« En dix ans, le nombre d’exploitations laitières est en recul de 20 % au Canada, alors que la production par vache s’est accrue de 15 %, expose Nicolas Jobin. Sur la même période, le nombre de vaches laitières par exploitation est passé de 71 à 84. » Jusqu’ici, peu de différences avec le contexte de production européen. Pourtant, la filière laitière canadienne présente une tout autre politique de gestion de l’offre.

Prix garantis

La filière laitière canadienne repose sur trois piliers :

  • La planification de la production. Les producteurs sont encadrés par un quota, exprimé en kg de matière grasse par jour. « La production laitière canadienne est en quasi-totalité destinée au marché intérieur, explique Nicolas Jobin. Les éleveurs s’engagent donc à augmenter ou diminuer leur production d’une année à l’autre, selon l’évolution de l’offre et de la demande. »
  • Le prix à la production. « La commission canadienne du lait (CCL) réalise tous les ans une enquête pour construire le prix à la production. Elle se base sur le coût de production à la ferme, avec un échantillon de 220 producteurs, mais interroge également les transformateurs, détaillants, restaurateurs et consommateurs ». Le prix fixé par la CCL sert ensuite de base de négociation entre les regroupements de producteurs et les transformateurs dans chacune des provinces du pays. Le prix final pourra ainsi varier selon les provinces, en fonction de la qualité des négociations. « Un plafond de prix est cependant défini pour l’ensemble du pays, afin d’éviter la surenchère », précise Nicolas Jobin.
  • Le contrôle aux frontières. « La juridiction fédérale a établi des contingents tarifaires de 241 % pour le lait, 245,5 % pour le fromage, 237,5 % pour le yaourt et 465 % pour la crème glacée. Les enjeux commerciaux sont constants, dans le cadre de l’Organisation mondiale du commerce, du Partenariat trans-Pacifique, ou encore de l’Alena (2). »

Des exploitations pourtant vulnérables

« L’un des plus grands enjeux demeure la gestion stratégique des finances », estime Nicolas Jobin. L’agronome observe « un coût croissant des investissements, un patrimoine par actif de plus en plus important, et un niveau d’endettement qui s’accélère.
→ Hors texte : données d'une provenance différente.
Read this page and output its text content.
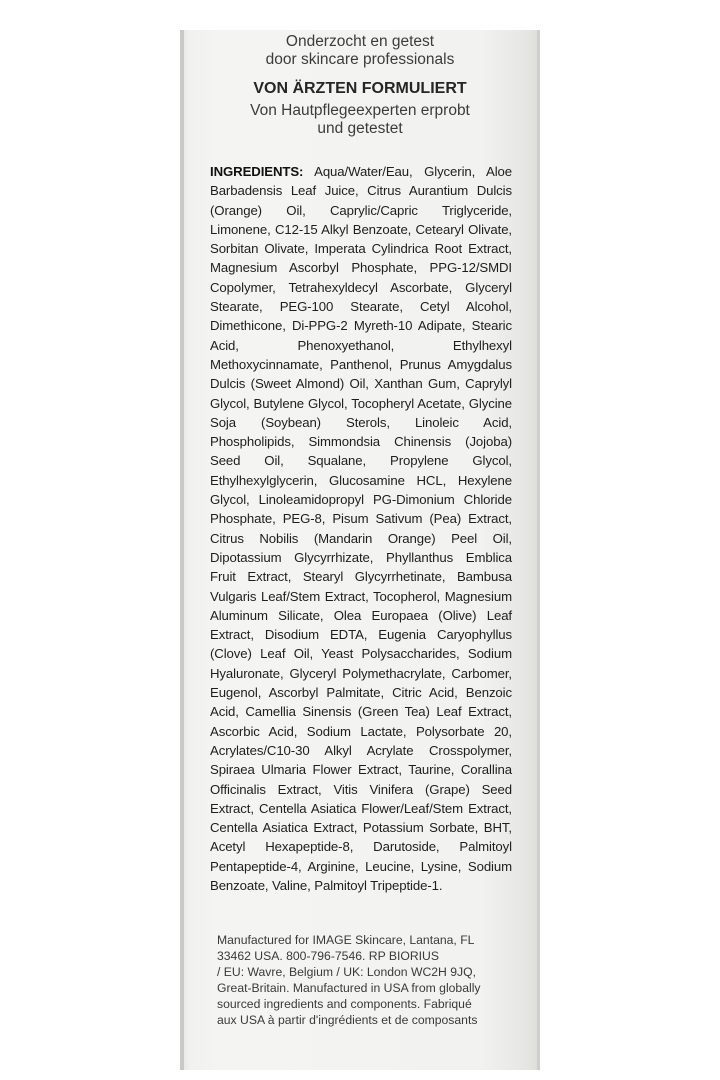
Onderzocht en getest
door skincare professionals
VON ÄRZTEN FORMULIERT
Von Hautpflegeexperten erprobt
und getestet
INGREDIENTS: Aqua/Water/Eau, Glycerin, Aloe Barbadensis Leaf Juice, Citrus Aurantium Dulcis (Orange) Oil, Caprylic/Capric Triglyceride, Limonene, C12-15 Alkyl Benzoate, Cetearyl Olivate, Sorbitan Olivate, Imperata Cylindrica Root Extract, Magnesium Ascorbyl Phosphate, PPG-12/SMDI Copolymer, Tetrahexyldecyl Ascorbate, Glyceryl Stearate, PEG-100 Stearate, Cetyl Alcohol, Dimethicone, Di-PPG-2 Myreth-10 Adipate, Stearic Acid, Phenoxyethanol, Ethylhexyl Methoxycinnamate, Panthenol, Prunus Amygdalus Dulcis (Sweet Almond) Oil, Xanthan Gum, Caprylyl Glycol, Butylene Glycol, Tocopheryl Acetate, Glycine Soja (Soybean) Sterols, Linoleic Acid, Phospholipids, Simmondsia Chinensis (Jojoba) Seed Oil, Squalane, Propylene Glycol, Ethylhexylglycerin, Glucosamine HCL, Hexylene Glycol, Linoleamidopropyl PG-Dimonium Chloride Phosphate, PEG-8, Pisum Sativum (Pea) Extract, Citrus Nobilis (Mandarin Orange) Peel Oil, Dipotassium Glycyrrhizate, Phyllanthus Emblica Fruit Extract, Stearyl Glycyrrhetinate, Bambusa Vulgaris Leaf/Stem Extract, Tocopherol, Magnesium Aluminum Silicate, Olea Europaea (Olive) Leaf Extract, Disodium EDTA, Eugenia Caryophyllus (Clove) Leaf Oil, Yeast Polysaccharides, Sodium Hyaluronate, Glyceryl Polymethacrylate, Carbomer, Eugenol, Ascorbyl Palmitate, Citric Acid, Benzoic Acid, Camellia Sinensis (Green Tea) Leaf Extract, Ascorbic Acid, Sodium Lactate, Polysorbate 20, Acrylates/C10-30 Alkyl Acrylate Crosspolymer, Spiraea Ulmaria Flower Extract, Taurine, Corallina Officinalis Extract, Vitis Vinifera (Grape) Seed Extract, Centella Asiatica Flower/Leaf/Stem Extract, Centella Asiatica Extract, Potassium Sorbate, BHT, Acetyl Hexapeptide-8, Darutoside, Palmitoyl Pentapeptide-4, Arginine, Leucine, Lysine, Sodium Benzoate, Valine, Palmitoyl Tripeptide-1.
Manufactured for IMAGE Skincare, Lantana, FL
33462 USA. 800-796-7546. RP BIORIUS
/ EU: Wavre, Belgium / UK: London WC2H 9JQ,
Great-Britain. Manufactured in USA from globally
sourced ingredients and components. Fabriqué
aux USA à partir d'ingrédients et de composants
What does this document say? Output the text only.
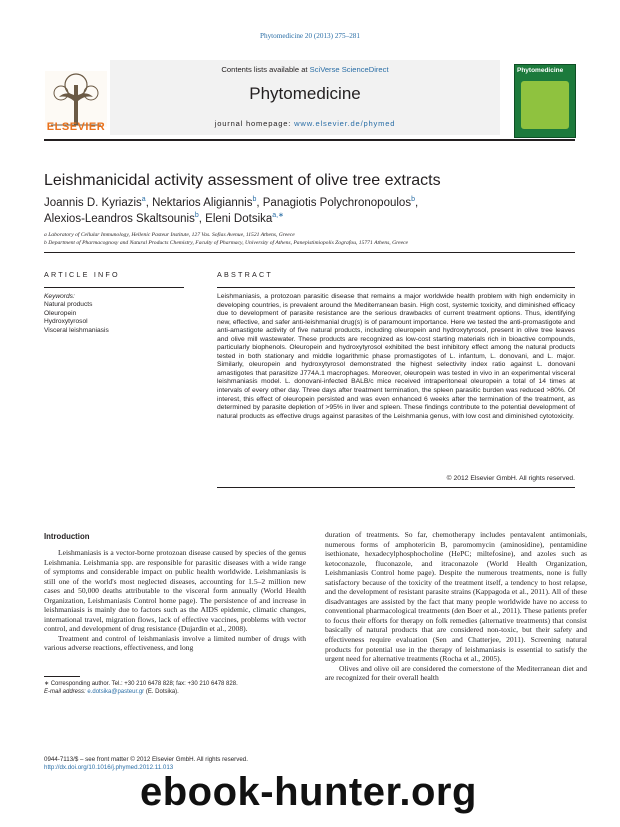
Phytomedicine 20 (2013) 275–281
Contents lists available at SciVerse ScienceDirect
Phytomedicine
journal homepage: www.elsevier.de/phymed
ELSEVIER
Phytomedicine
Leishmanicidal activity assessment of olive tree extracts
Joannis D. Kyriazis$^a$, Nektarios Aligiannis$^b$, Panagiotis Polychronopoulos$^b$,
Alexios-Leandros Skaltsounis$^b$, Eleni Dotsika$^{a,∗}$
a Laboratory of Cellular Immunology, Hellenic Pasteur Institute, 127 Vas. Sofias Avenue, 11521 Athens, Greece
b Department of Pharmacognosy and Natural Products Chemistry, Faculty of Pharmacy, University of Athens, Panepistimiopolis Zografou, 15771 Athens, Greece
ARTICLE INFO	ABSTRACT
Keywords:
Natural products
Oleuropein
Hydroxytyrosol
Visceral leishmaniasis
Leishmaniasis, a protozoan parasitic disease that remains a major worldwide health problem with high endemicity in developing countries, is prevalent around the Mediterranean basin. High cost, systemic toxicity, and diminished efficacy due to development of parasite resistance are the serious drawbacks of current treatment options. Thus, identifying new, effective, and safer anti-leishmanial drug(s) is of paramount importance. Here we tested the anti-promastigote and anti-amastigote activity of five natural products, including oleuropein and hydroxytyrosol, present in olive tree leaves and olive mill wastewater. These products are recognized as low-cost starting materials rich in bioactive compounds, particularly biophenols. Oleuropein and hydroxytyrosol exhibited the best inhibitory effect among the natural products tested in both stationary and middle logarithmic phase promastigotes of L. infantum, L. donovani, and L. major. Similarly, oleuropein and hydroxytyrosol demonstrated the highest selectivity index ratio against L. donovani amastigotes that parasitize J774A.1 macrophages. Moreover, oleuropein was tested in vivo in an experimental visceral leishmaniasis model. L. donovani-infected BALB/c mice received intraperitoneal oleuropein a total of 14 times at intervals of every other day. Three days after treatment termination, the spleen parasitic burden was reduced >80%. Of interest, this effect of oleuropein persisted and was even enhanced 6 weeks after the termination of the treatment, as determined by parasite depletion of >95% in liver and spleen. These findings contribute to the potential development of natural products as effective drugs against parasites of the Leishmania genus, with low cost and diminished cytotoxicity.
© 2012 Elsevier GmbH. All rights reserved.
Introduction

Leishmaniasis is a vector-borne protozoan disease caused by species of the genus Leishmania. Leishmania spp. are responsible for parasitic diseases with a wide range of symptoms and considerable impact on public health worldwide. Leishmaniasis is still one of the world's most neglected diseases, accounting for 1.5–2 million new cases and 50,000 deaths attributable to the visceral form annually (World Health Organization, Leishmaniasis Control home page). The persistence of and increase in leishmaniasis is mainly due to factors such as the AIDS epidemic, climatic changes, international travel, migration flows, lack of effective vaccines, problems with vector control, and development of drug resistance (Dujardin et al., 2008).

Treatment and control of leishmaniasis involve a limited number of drugs with various adverse reactions, effectiveness, and long

duration of treatments. So far, chemotherapy includes pentavalent antimonials, numerous forms of amphotericin B, paromomycin (aminosidine), pentamidine isethionate, hexadecylphosphocholine (HePC; miltefosine), and azoles such as ketoconazole, fluconazole, and itraconazole (World Health Organization, Leishmaniasis Control home page). Despite the numerous treatments, none is fully satisfactory because of the toxicity of the treatment itself, a tendency to host relapse, and the development of resistant parasite strains (Kappagoda et al., 2011). All of these disadvantages are assisted by the fact that many people worldwide have no access to conventional pharmacological treatments (den Boer et al., 2011). These patients prefer to focus their efforts for therapy on folk remedies (alternative treatments) that consist basically of natural products that are considered non-toxic, but their safety and effectiveness require evaluation (Sen and Chatterjee, 2011). Screening natural products for potential use in the therapy of leishmaniasis is essential to satisfy the urgent need for alternative treatments (Rocha et al., 2005).

Olives and olive oil are considered the cornerstone of the Mediterranean diet and are recognized for their overall health

∗ Corresponding author. Tel.: +30 210 6478 828; fax: +30 210 6478 828.
E-mail address: e.dotsika@pasteur.gr (E. Dotsika).
0944-7113/$ – see front matter © 2012 Elsevier GmbH. All rights reserved.
http://dx.doi.org/10.1016/j.phymed.2012.11.013
ebook-hunter.org
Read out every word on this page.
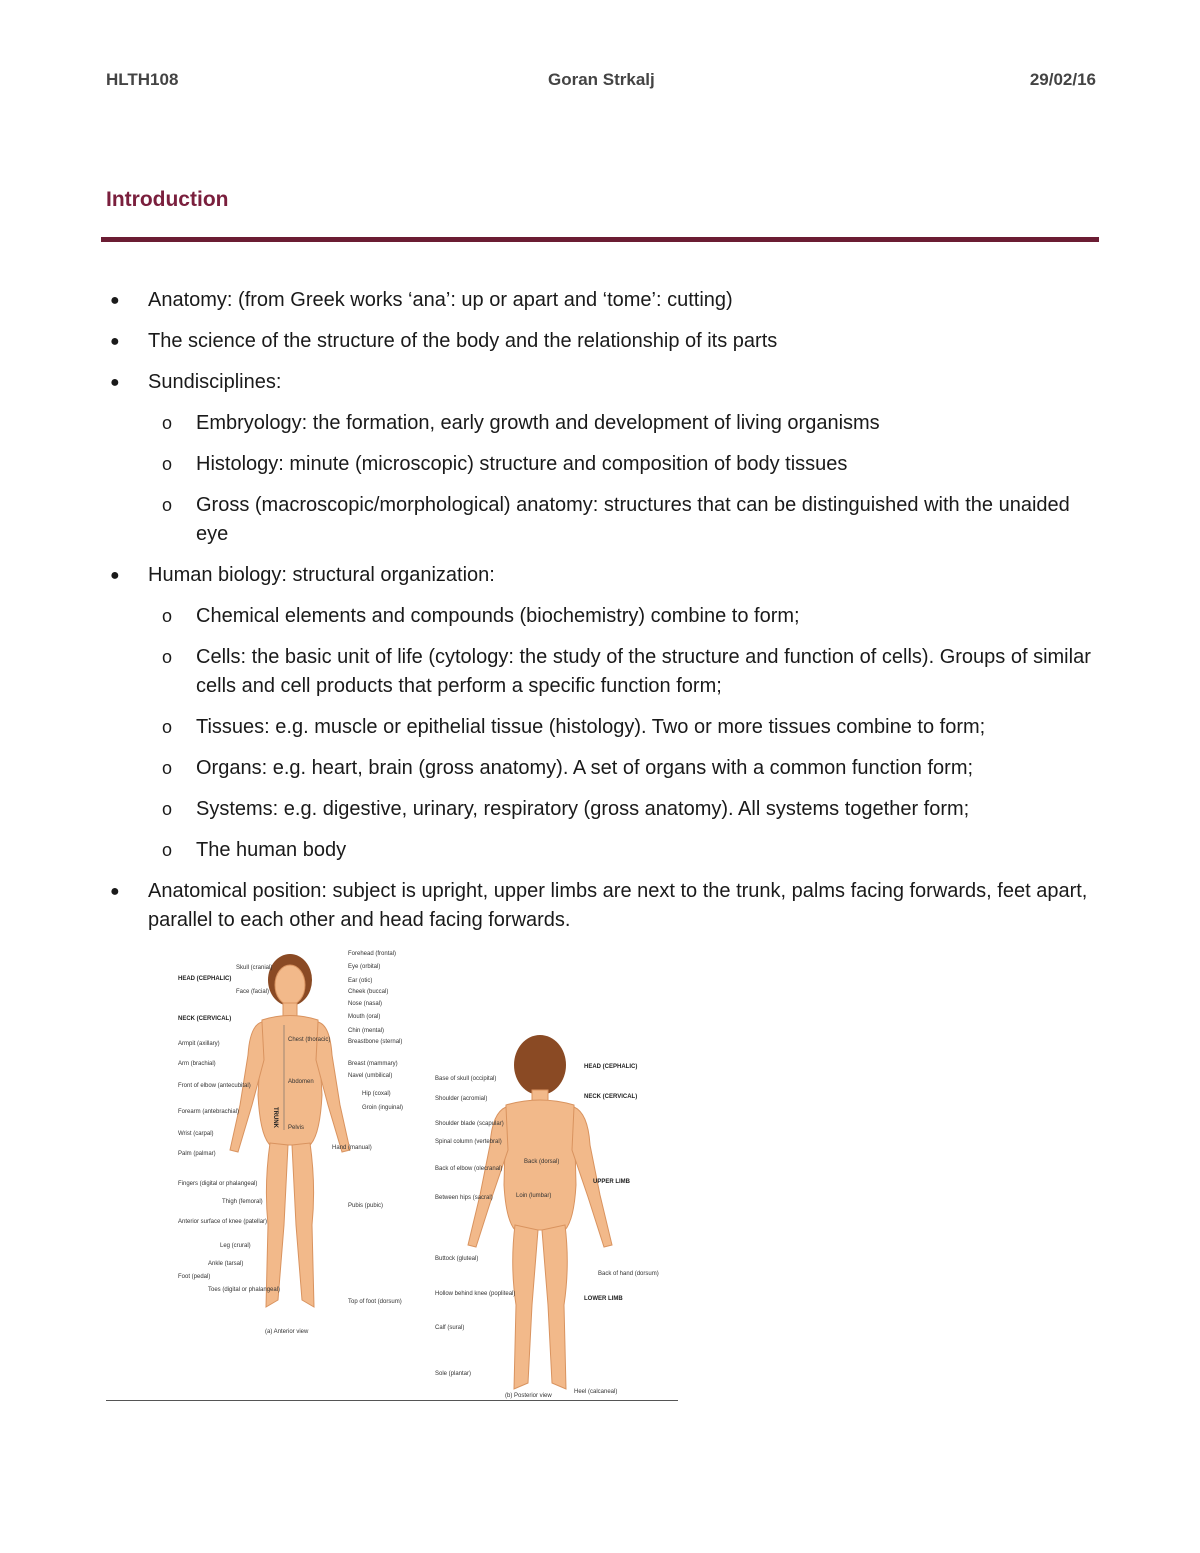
HLTH108	Goran Strkalj	29/02/16
Introduction
● Anatomy: (from Greek works ‘ana’: up or apart and ‘tome’: cutting)
● The science of the structure of the body and the relationship of its parts
● Sundisciplines:
o Embryology: the formation, early growth and development of living organisms
o Histology: minute (microscopic) structure and composition of body tissues
o Gross (macroscopic/morphological) anatomy: structures that can be distinguished with the unaided eye
● Human biology: structural organization:
o Chemical elements and compounds (biochemistry) combine to form;
o Cells: the basic unit of life (cytology: the study of the structure and function of cells). Groups of similar cells and cell products that perform a specific function form;
o Tissues: e.g. muscle or epithelial tissue (histology). Two or more tissues combine to form;
o Organs: e.g. heart, brain (gross anatomy). A set of organs with a common function form;
o Systems: e.g. digestive, urinary, respiratory (gross anatomy). All systems together form;
o The human body
● Anatomical position: subject is upright, upper limbs are next to the trunk, palms facing forwards, feet apart, parallel to each other and head facing forwards.
HEAD (CEPHALIC)
Skull (cranial)
Face (facial)
NECK (CERVICAL)
Armpit (axillary)
Arm (brachial)
Front of elbow (antecubital)
Forearm (antebrachial)
Wrist (carpal)
Palm (palmar)
Fingers (digital or phalangeal)
Thigh (femoral)
Anterior surface of knee (patellar)
Leg (crural)
Foot (pedal)
Ankle (tarsal)
Toes (digital or phalangeal)
Forehead (frontal)
Eye (orbital)
Ear (otic)
Cheek (buccal)
Nose (nasal)
Mouth (oral)
Chin (mental)
Breastbone (sternal)
Breast (mammary)
Navel (umbilical)
Hip (coxal)
Groin (inguinal)
Hand (manual)
Pubis (pubic)
Top of foot (dorsum)
Chest (thoracic)
Abdomen
Pelvis
TRUNK
(a) Anterior view
Base of skull (occipital)
Shoulder (acromial)
Shoulder blade (scapular)
Spinal column (vertebral)
Back of elbow (olecranal)
Between hips (sacral)
Buttock (gluteal)
Hollow behind knee (popliteal)
Calf (sural)
Sole (plantar)
HEAD (CEPHALIC)
NECK (CERVICAL)
UPPER LIMB
Back of hand (dorsum)
LOWER LIMB
Heel (calcaneal)
Back (dorsal)
Loin (lumbar)
(b) Posterior view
Cette situation rend vulnérable les entreprises agricoles. » Sur la période 2016-2017, les intérêts des emprunts de long et moyen terme représentaient 35,72 € par tonne de lait au Canada, contre 10,40 € en France (3).

Le coût de la main-d’œuvre est également un poste de charges important pour les éleveurs canadiens. En 2016-2017, il atteignait 81,50 € par tonne de lait au Canada, contre 17,20 € en France.

V. Gu.

(1) Association française des techniciens de l’alimentation animale.

(2) Accord de libre-échange nord-américain.

(3) Source Cogedis et Craaq (Centre de référence en agriculture et agroalimentaire du Québec).